In-story information
- Supporting character of: Spider-Man

= Anna Watson (comics) =

Anna May Watson is a character appearing in American comic books published by Marvel Comics. The character is depicted as a supporting character of Spider-Man.

==Publication history==
The character, created by Stan Lee and Steve Ditko, first appeared in The Amazing Spider-Man #15. Her first appearance helped foreshadow the first appearance of Mary Jane Watson as Mary Jane would be referenced as the niece of Anna.

==Fictional character biography==
Anna Watson is depicted as Mary Jane Watson's aunt, an old friend of Aunt May, and a recurring character in various Spider-Man titles. She is depicted as filling the same role of surrogate mother in Mary Jane's life as May does for Peter Parker. For a period of time when May was believed to be dead, she moved in with Peter and Mary Jane. While initially very supportive of Peter, she becomes suspicious with his long absences and unreliability.

==Other versions==
===The Amazing Spider-Man: Renew Your Vows===
An alternate universe version of Anna Watson appears in The Amazing Spider-Man: Renew Your Vows. This version is the great-aunt of Annie-May Parker. She is later mentioned to have died.

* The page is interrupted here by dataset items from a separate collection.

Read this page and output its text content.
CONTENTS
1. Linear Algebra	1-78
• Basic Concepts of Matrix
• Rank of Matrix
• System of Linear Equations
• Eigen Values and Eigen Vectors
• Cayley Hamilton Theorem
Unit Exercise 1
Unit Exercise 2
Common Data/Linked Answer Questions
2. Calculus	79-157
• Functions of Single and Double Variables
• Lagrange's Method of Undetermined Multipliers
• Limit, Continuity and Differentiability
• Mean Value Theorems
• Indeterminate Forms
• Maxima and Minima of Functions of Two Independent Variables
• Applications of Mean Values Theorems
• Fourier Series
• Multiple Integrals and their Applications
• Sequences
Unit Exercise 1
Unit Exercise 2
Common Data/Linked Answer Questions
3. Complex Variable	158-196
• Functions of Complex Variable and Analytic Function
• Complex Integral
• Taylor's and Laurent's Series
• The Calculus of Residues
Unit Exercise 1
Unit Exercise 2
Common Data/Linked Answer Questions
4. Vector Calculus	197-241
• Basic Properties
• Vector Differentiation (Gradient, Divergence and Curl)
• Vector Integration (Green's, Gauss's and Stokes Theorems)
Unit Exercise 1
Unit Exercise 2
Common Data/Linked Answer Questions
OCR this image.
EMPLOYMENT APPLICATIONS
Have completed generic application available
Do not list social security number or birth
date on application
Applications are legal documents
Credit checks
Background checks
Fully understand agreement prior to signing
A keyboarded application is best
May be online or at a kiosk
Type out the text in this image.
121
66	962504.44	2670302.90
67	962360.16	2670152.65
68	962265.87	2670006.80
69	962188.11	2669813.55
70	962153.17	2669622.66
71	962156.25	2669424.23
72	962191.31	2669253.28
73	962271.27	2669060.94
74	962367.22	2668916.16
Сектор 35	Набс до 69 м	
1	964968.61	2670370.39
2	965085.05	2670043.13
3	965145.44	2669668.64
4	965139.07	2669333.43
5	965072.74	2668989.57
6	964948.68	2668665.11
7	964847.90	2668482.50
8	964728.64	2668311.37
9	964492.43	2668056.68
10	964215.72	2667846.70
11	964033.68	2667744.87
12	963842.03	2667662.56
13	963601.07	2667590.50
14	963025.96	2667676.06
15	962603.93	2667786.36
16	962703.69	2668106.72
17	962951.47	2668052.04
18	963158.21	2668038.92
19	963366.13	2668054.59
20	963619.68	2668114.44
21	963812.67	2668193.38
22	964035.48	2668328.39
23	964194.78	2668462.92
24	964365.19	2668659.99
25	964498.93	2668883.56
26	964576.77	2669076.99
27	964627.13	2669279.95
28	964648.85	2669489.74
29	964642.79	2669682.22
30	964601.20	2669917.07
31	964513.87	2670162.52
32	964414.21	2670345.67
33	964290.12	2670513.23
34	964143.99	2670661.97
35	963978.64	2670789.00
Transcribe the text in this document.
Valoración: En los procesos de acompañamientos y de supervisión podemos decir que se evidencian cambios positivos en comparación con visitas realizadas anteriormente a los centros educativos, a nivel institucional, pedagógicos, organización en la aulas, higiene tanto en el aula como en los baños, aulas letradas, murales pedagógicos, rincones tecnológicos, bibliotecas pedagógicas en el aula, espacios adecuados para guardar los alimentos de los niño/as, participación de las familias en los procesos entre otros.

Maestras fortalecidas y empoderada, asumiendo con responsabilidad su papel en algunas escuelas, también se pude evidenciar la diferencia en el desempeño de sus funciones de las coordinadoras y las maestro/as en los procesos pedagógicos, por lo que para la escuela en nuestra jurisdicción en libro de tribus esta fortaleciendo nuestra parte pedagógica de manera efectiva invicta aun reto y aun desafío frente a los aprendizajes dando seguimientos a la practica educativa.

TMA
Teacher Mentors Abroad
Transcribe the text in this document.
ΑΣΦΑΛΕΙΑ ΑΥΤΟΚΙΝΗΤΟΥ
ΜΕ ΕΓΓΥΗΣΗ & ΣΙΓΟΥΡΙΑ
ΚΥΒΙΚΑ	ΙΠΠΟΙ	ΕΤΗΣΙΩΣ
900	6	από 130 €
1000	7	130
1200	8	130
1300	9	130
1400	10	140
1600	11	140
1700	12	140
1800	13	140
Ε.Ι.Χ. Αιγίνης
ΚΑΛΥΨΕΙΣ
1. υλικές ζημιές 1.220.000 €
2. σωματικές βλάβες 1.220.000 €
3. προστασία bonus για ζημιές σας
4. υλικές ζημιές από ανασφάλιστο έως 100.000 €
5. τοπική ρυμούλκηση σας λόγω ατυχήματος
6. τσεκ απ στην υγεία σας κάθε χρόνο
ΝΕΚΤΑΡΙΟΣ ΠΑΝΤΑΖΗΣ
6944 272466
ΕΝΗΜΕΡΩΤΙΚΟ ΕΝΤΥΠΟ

===The Amazing Spider-Girl===
An alternate universe version of Anna Watson from the MC2 reality appears in The Amazing Spider-Girl, who is the great-aunt of Mayday Parker.

===Ultimate Spider-Man===
An alternate universe version of Anna Watson from Earth-6160 appears in Ultimate Spider-Man.

==In other media==
- Anna Watson appears in the Spider-Man: The Animated Series, voiced by Majel Barrett. Additionally, an alternate reality incarnation who is more supportive of Peter appears in the series finale "Farewell Spider-Man".
- Anna Watson appears in The Spectacular Spider-Man, voiced by Kath Soucie.